Automation does not protect you from either automated devastation, gaps, or human errors. Your automation tools, just as with written instructions, require configuration -- a list of servers, for instance.

Automation can be bullet-proof when it's a continuous deployment situation, but is less reliable when you do infrequent deployments, as such a financial firm does. I say this having been in a firm where we moved from "a list of deployment steps" to "fully automated" for our quarterly builds, and the result was much, much, much worse than it was before. We could certainly have resolved this (for instance having a perfect replica of production), but the amount of delta and work and testing we did on our deployment process vastly, and by several magnitudes, exceeded our manual process.

An observer did not validate the deployment (which should be the case whether automated or not for such a deploy). They ignored critical warning messages sent by the system pre-trading (the system was warning them that it was a SNAFU situation). Systems in a cluster didn't verify versions with each other. Configuration did not demand a version. Most importantly for a system of this sort, they didn't have a trade gateway that they could easily see what the system was doing, and gate abnormal behaviors quickly and easily (such a system should be as simple as possible, the premise being that it's an intermediate step between the decision/action systems and the market. The principal is exactly the same as sending a mass customer mailing to a holding pen for validation to ensure that your macros are correct, people aren't multi-sent, to do throttling, etc).

[+] vacri|12 years ago|reply
The bit that surprised me the most was the lack of killswitch (or a halt or a pause); that a human supervisor couldn't invoke a "holy shit!" button.
[+] rossjudson|12 years ago|reply
This has nothing to do with automation of deployments. Any part of an automated deployment can fail. At scale a single failure cannot be allowed to halt the deployment, either.
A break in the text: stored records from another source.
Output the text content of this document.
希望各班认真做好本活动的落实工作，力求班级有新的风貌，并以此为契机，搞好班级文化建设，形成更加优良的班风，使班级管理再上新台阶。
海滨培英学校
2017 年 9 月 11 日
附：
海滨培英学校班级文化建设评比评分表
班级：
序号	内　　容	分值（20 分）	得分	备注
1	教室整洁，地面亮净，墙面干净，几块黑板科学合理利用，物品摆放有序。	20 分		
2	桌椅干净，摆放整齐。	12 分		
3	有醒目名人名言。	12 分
This is an architectural mistake. Distributed systems must always be able to operate in an environment with a variety of versions, without ill effects.

They repurposed a flag and then failed to test the mixed environment.
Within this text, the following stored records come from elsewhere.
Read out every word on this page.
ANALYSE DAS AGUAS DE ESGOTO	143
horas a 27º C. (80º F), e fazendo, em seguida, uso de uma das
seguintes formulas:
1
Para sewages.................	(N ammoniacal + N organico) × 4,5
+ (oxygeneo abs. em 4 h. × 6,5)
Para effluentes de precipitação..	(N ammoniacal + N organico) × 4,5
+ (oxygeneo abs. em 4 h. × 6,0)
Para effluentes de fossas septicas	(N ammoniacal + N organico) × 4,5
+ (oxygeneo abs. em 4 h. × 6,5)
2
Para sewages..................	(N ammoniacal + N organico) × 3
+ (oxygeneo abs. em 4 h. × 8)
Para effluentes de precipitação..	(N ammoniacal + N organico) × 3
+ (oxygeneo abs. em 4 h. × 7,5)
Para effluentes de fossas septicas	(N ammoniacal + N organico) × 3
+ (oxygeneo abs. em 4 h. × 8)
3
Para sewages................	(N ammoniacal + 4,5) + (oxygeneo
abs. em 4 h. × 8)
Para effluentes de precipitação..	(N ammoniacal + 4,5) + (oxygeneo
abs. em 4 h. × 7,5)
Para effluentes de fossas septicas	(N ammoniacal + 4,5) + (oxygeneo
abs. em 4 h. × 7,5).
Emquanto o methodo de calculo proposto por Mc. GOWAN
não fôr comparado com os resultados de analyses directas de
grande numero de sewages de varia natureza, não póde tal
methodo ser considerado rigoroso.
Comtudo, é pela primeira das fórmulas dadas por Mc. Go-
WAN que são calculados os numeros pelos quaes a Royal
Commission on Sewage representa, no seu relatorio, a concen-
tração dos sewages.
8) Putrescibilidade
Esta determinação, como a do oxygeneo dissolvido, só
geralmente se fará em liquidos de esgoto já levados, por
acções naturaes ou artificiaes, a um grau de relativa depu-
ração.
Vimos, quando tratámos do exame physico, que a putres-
Hindsight is 20/20, of course.

[+] MartinCron|12 years ago|reply
Automation can be bullet-proof when it's a continuous deployment situation, but is less reliable when you do infrequent deployments

If your deployment pipeline is fully automated, why aren't you making lots of little deployments? The safest change to make is the smallest change possible, after all.

[+] codr|12 years ago|reply
No rollback plan? Wtf.
[+] micro-ram|12 years ago|reply

  repurposed an old flag
The flag was not OLD since there was still code in the CURRENT code base which COULD use it.
[+] VintageCool|12 years ago|reply
There was live code in the current code base which could use the flag, but it hadn't been active in 8 years.
[+] chollida1|12 years ago|reply
The blog spam isn't necessary. To get the actual findings check out the sec post-mortem located here.

http://www.sec.gov/litigation/admin/2013/34-70694.pdf (PDF warning).

[+] greenyoda|12 years ago|reply
The posted article is much more readable than this SEC document. I wouldn't call it "blog spam" at all. (I'd define "blog spam" as a blog post that links to another article without adding any value.)